Canadian Study Finds Hybrid Drivers More Prone to Lying, Cheating

Published on March 29, 2010 in News by Dan Fritter

A recent study carried out by Canadian psychologists Nina Mazar and Chen-Bo Zhong has discovered that green consumers are more likely to be social deviants.

Studying the environmentally conscious consumer, Mazar and Zhong (of the University of Toronto) found that “purchasing green products may produce the counterintuitive effect of licensing asocial and unethical behaviors by establishing moral credentials.” Through a complex series of tests, Mazar and Zhong found that subjects reacted in a prosocial manner when simply exposed to environmentally-friendly stimulus. However, when subjects acted upon that stimulus (buying a green product rather than simply seeing a green product), their behaviour worsened as their value-driven actions endowed them with moral credentials that licensed immoral behaviour.

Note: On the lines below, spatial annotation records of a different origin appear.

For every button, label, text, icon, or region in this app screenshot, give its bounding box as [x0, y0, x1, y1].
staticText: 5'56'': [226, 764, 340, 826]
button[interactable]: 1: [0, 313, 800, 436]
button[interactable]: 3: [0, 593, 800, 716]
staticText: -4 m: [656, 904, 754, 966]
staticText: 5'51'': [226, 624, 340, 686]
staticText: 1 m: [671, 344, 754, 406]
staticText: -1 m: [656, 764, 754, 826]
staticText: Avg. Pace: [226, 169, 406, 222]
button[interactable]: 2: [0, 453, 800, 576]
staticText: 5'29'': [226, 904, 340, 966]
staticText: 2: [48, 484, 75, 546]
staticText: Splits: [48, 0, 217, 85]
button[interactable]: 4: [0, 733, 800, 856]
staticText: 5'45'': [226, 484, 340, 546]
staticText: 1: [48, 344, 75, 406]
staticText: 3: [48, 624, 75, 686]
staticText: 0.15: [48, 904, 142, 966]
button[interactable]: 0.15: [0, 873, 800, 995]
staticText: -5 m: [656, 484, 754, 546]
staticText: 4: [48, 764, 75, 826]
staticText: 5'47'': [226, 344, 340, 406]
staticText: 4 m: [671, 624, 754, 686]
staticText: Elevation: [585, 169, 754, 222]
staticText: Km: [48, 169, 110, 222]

This was further illustrated by the pair’s final test in which subjects were invited to purchase items at a conventional store or a “green” store before participating in a seemingly unrelated pattern identification process. A simple process, this exam granted subjects the ability to cheat on the exam in order to get paid more for their participation in the exam. Finally, participants were given the chance to steal even more money out of an envelope from which they were expected to extract their pay. The results? Green consumers cheated and stole a significant amount more than the conventional consumers.